Although the sequences involved are random, it’s not hard to imagine how they might represent more complex ideas such as ‘Mary’ or ‘spoke to’ or ‘John’. An important point is that the amount of information these sequences contain is variable, like chunks.

They compare the performance of their Neural Turing Machine with a conventional neural network. The difference is significant. The conventional neural network learns to copy sequences up to length 20 almost perfectly. But when it comes to sequences that are longer than the training data, errors immediately become significant. An its copy of the longest sequence of length 120 is almost unrecognisable compared to the original.

The DeepMind team go on to test the Neural Turing Machine on other tasks. For example, one of these is the equivalent of photocopying: the task is to copy a sequence and then repeat that sequence a specified number of times and end with a predetermined marker. Once again, the Neural Turing Machine significantly outperforms a conventional neural network.

That is an impressive piece of work. “Our experiments demonstrate that [our Neural Turing Machine] is capable of learning simple algorithms from example data and of using these algorithms to generalise well outside its training regime,” say Graves and co.

That is an important step forward that has the potential to make computing machines much more brain-like than ever before. But there is significant work ahead.

In particular, the human brain performs a clever trick to make sense of complex arguments. An interesting question that follows from Miller’s early work is this: if our working memory is only capable of handling seven chunks, how do we make sense of complex arguments in books, for example, that consists of thousands or tens of thousands of chunks?

Miller’s answer is that the brain uses a trick known as a recoding. Let’s go back to our example of the book and add another sentence: “This book is a thrilling read with a complex plot and lifelike characters. It is clearly worth the cover price.”

Once you have read and understood the first sentence, your brain stores those seven chunks in a way that is available as a single chunk in the next sentence. In this second sentence, the pronoun “it” is this single chunk. Our brain automatically knows that ‘it’ means: “the book that is a thrilling read with a complex plot and lifelike characters”. It has recoded the seven earlier chunks into a single chunk.

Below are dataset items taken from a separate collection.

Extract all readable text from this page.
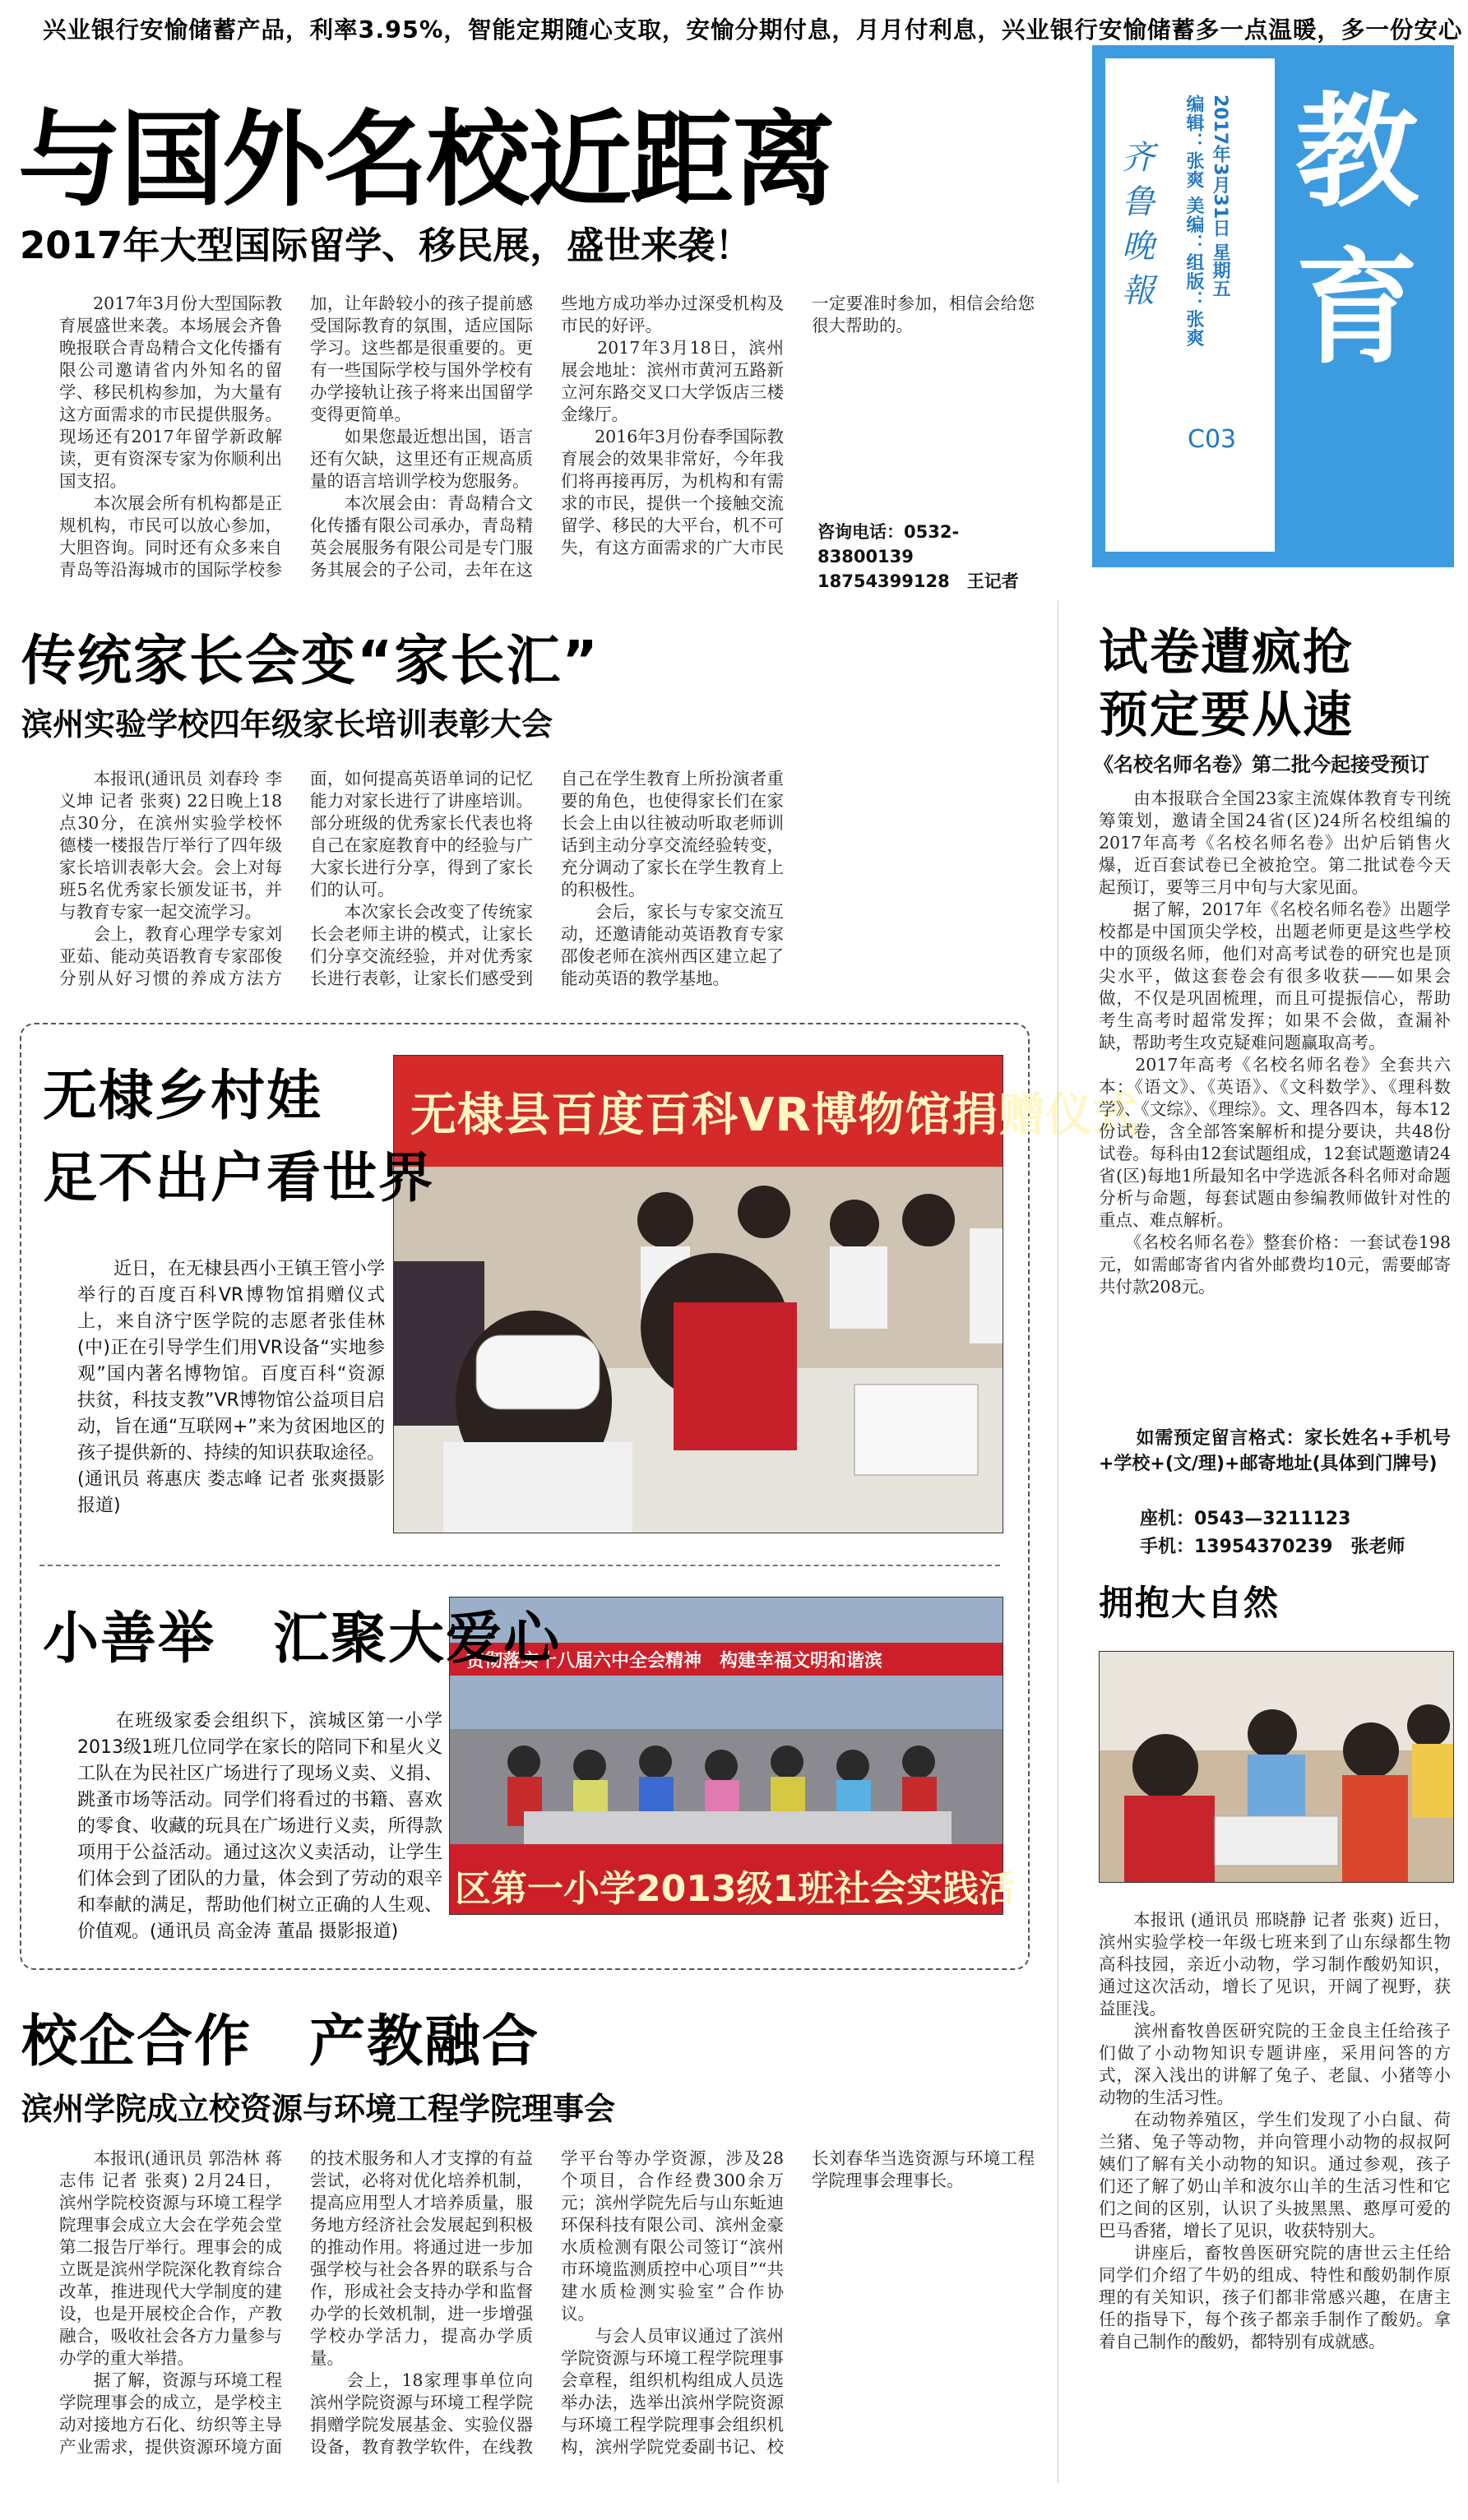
兴业银行安愉储蓄产品，利率3.95%，智能定期随心支取，安愉分期付息，月月付利息，兴业银行安愉储蓄多一点温暖，多一份安心
教
育
齐鲁晚報	编辑：张爽 美编：组版：张爽 2017年3月31日 星期五
C03
与国外名校近距离
2017年大型国际留学、移民展，盛世来袭！
　　2017年3月份大型国际教育展盛世来袭。本场展会齐鲁晚报联合青岛精合文化传播有限公司邀请省内外知名的留学、移民机构参加，为大量有这方面需求的市民提供服务。现场还有2017年留学新政解读，更有资深专家为你顺利出国支招。
　　本次展会所有机构都是正规机构，市民可以放心参加，大胆咨询。同时还有众多来自青岛等沿海城市的国际学校参加，让年龄较小的孩子提前感受国际教育的氛围，适应国际学习。这些都是很重要的。更有一些国际学校与国外学校有办学接轨让孩子将来出国留学变得更简单。
　　如果您最近想出国，语言还有欠缺，这里还有正规高质量的语言培训学校为您服务。
　　本次展会由：青岛精合文化传播有限公司承办，青岛精英会展服务有限公司是专门服务其展会的子公司，去年在这些地方成功举办过深受机构及市民的好评。
　　2017年3月18日，滨州展会地址：滨州市黄河五路新立河东路交叉口大学饭店三楼金缘厅。
　　2016年3月份春季国际教育展会的效果非常好，今年我们将再接再厉，为机构和有需求的市民，提供一个接触交流留学、移民的大平台，机不可失，有这方面需求的广大市民一定要准时参加，相信会给您很大帮助的。
咨询电话：0532-83800139　　18754399128　王记者
传统家长会变“家长汇”
滨州实验学校四年级家长培训表彰大会
　　本报讯(通讯员 刘春玲 李义坤 记者 张爽) 22日晚上18点30分，在滨州实验学校怀德楼一楼报告厅举行了四年级家长培训表彰大会。会上对每班5名优秀家长颁发证书，并与教育专家一起交流学习。
　　会上，教育心理学专家刘亚茹、能动英语教育专家邵俊分别从好习惯的养成方法方面，如何提高英语单词的记忆能力对家长进行了讲座培训。部分班级的优秀家长代表也将自己在家庭教育中的经验与广大家长进行分享，得到了家长们的认可。
　　本次家长会改变了传统家长会老师主讲的模式，让家长们分享交流经验，并对优秀家长进行表彰，让家长们感受到自己在学生教育上所扮演者重要的角色，也使得家长们在家长会上由以往被动听取老师训话到主动分享交流经验转变，充分调动了家长在学生教育上的积极性。
　　会后，家长与专家交流互动，还邀请能动英语教育专家邵俊老师在滨州西区建立起了能动英语的教学基地。
无棣乡村娃
足不出户看世界
　　近日，在无棣县西小王镇王管小学举行的百度百科VR博物馆捐赠仪式上，来自济宁医学院的志愿者张佳林(中)正在引导学生们用VR设备“实地参观”国内著名博物馆。百度百科“资源扶贫，科技支教”VR博物馆公益项目启动，旨在通“互联网+”来为贫困地区的孩子提供新的、持续的知识获取途径。(通讯员 蒋惠庆 娄志峰 记者 张爽摄影报道)
无棣县百度百科VR博物馆捐赠仪式
小善举　汇聚大爱心
　　在班级家委会组织下，滨城区第一小学2013级1班几位同学在家长的陪同下和星火义工队在为民社区广场进行了现场义卖、义捐、跳蚤市场等活动。同学们将看过的书籍、喜欢的零食、收藏的玩具在广场进行义卖，所得款项用于公益活动。通过这次义卖活动，让学生们体会到了团队的力量，体会到了劳动的艰辛和奉献的满足，帮助他们树立正确的人生观、价值观。(通讯员 高金涛 董晶 摄影报道)
贯彻落实十八届六中全会精神　构建幸福文明和谐滨
区第一小学2013级1班社会实践活
校企合作　产教融合
滨州学院成立校资源与环境工程学院理事会
　　本报讯(通讯员 郭浩林 蒋志伟 记者 张爽) 2月24日，滨州学院校资源与环境工程学院理事会成立大会在学苑会堂第二报告厅举行。理事会的成立既是滨州学院深化教育综合改革，推进现代大学制度的建设，也是开展校企合作，产教融合，吸收社会各方力量参与办学的重大举措。
　　据了解，资源与环境工程学院理事会的成立，是学校主动对接地方石化、纺织等主导产业需求，提供资源环境方面的技术服务和人才支撑的有益尝试，必将对优化培养机制，提高应用型人才培养质量，服务地方经济社会发展起到积极的推动作用。将通过进一步加强学校与社会各界的联系与合作，形成社会支持办学和监督办学的长效机制，进一步增强学校办学活力，提高办学质量。
　　会上，18家理事单位向滨州学院资源与环境工程学院捐赠学院发展基金、实验仪器设备，教育教学软件，在线教学平台等办学资源，涉及28个项目，合作经费300余万元；滨州学院先后与山东蚯迪环保科技有限公司、滨州金豪水质检测有限公司签订“滨州市环境监测质控中心项目”“共建水质检测实验室”合作协议。
　　与会人员审议通过了滨州学院资源与环境工程学院理事会章程，组织机构组成人员选举办法，选举出滨州学院资源与环境工程学院理事会组织机构，滨州学院党委副书记、校长刘春华当选资源与环境工程学院理事会理事长。
试卷遭疯抢
预定要从速
《名校名师名卷》第二批今起接受预订
　　由本报联合全国23家主流媒体教育专刊统筹策划，邀请全国24省(区)24所名校组编的2017年高考《名校名师名卷》出炉后销售火爆，近百套试卷已全被抢空。第二批试卷今天起预订，要等三月中旬与大家见面。
　　据了解，2017年《名校名师名卷》出题学校都是中国顶尖学校，出题老师更是这些学校中的顶级名师，他们对高考试卷的研究也是顶尖水平，做这套卷会有很多收获——如果会做，不仅是巩固梳理，而且可提振信心，帮助考生高考时超常发挥；如果不会做，查漏补缺，帮助考生攻克疑难问题赢取高考。
　　2017年高考《名校名师名卷》全套共六本：《语文》、《英语》、《文科数学》、《理科数学》、《文综》、《理综》。文、理各四本，每本12份试卷，含全部答案解析和提分要诀，共48份试卷。每科由12套试题组成，12套试题邀请24省(区)每地1所最知名中学选派各科名师对命题分析与命题，每套试题由参编教师做针对性的重点、难点解析。
　　《名校名师名卷》整套价格：一套试卷198元，如需邮寄省内省外邮费均10元，需要邮寄共付款208元。
　　如需预定留言格式：家长姓名+手机号+学校+(文/理)+邮寄地址(具体到门牌号)
座机：0543—3211123
手机：13954370239　张老师
拥抱大自然
　　本报讯 (通讯员 邢晓静 记者 张爽) 近日，滨州实验学校一年级七班来到了山东绿都生物高科技园，亲近小动物，学习制作酸奶知识，通过这次活动，增长了见识，开阔了视野，获益匪浅。
　　滨州畜牧兽医研究院的王金良主任给孩子们做了小动物知识专题讲座，采用问答的方式，深入浅出的讲解了兔子、老鼠、小猪等小动物的生活习性。
　　在动物养殖区，学生们发现了小白鼠、荷兰猪、兔子等动物，并向管理小动物的叔叔阿姨们了解有关小动物的知识。通过参观，孩子们还了解了奶山羊和波尔山羊的生活习性和它们之间的区别，认识了头披黑黑、憨厚可爱的巴马香猪，增长了见识，收获特别大。
　　讲座后，畜牧兽医研究院的唐世云主任给同学们介绍了牛奶的组成、特性和酸奶制作原理的有关知识，孩子们都非常感兴趣，在唐主任的指导下，每个孩子都亲手制作了酸奶。拿着自己制作的酸奶，都特别有成就感。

To Miller, the brain’s ability to recode in this way was one of the keys to artificial intelligence. He believed that until a computer could reproduce this ability, it could never match the performance of the human brain.

Google’s DeepMind has stated that its goal is “solving intelligence”. If this solution is anything like human intelligence, a good test would be to see whether Neural Turing Machines are capable of Miller’s recoding trick.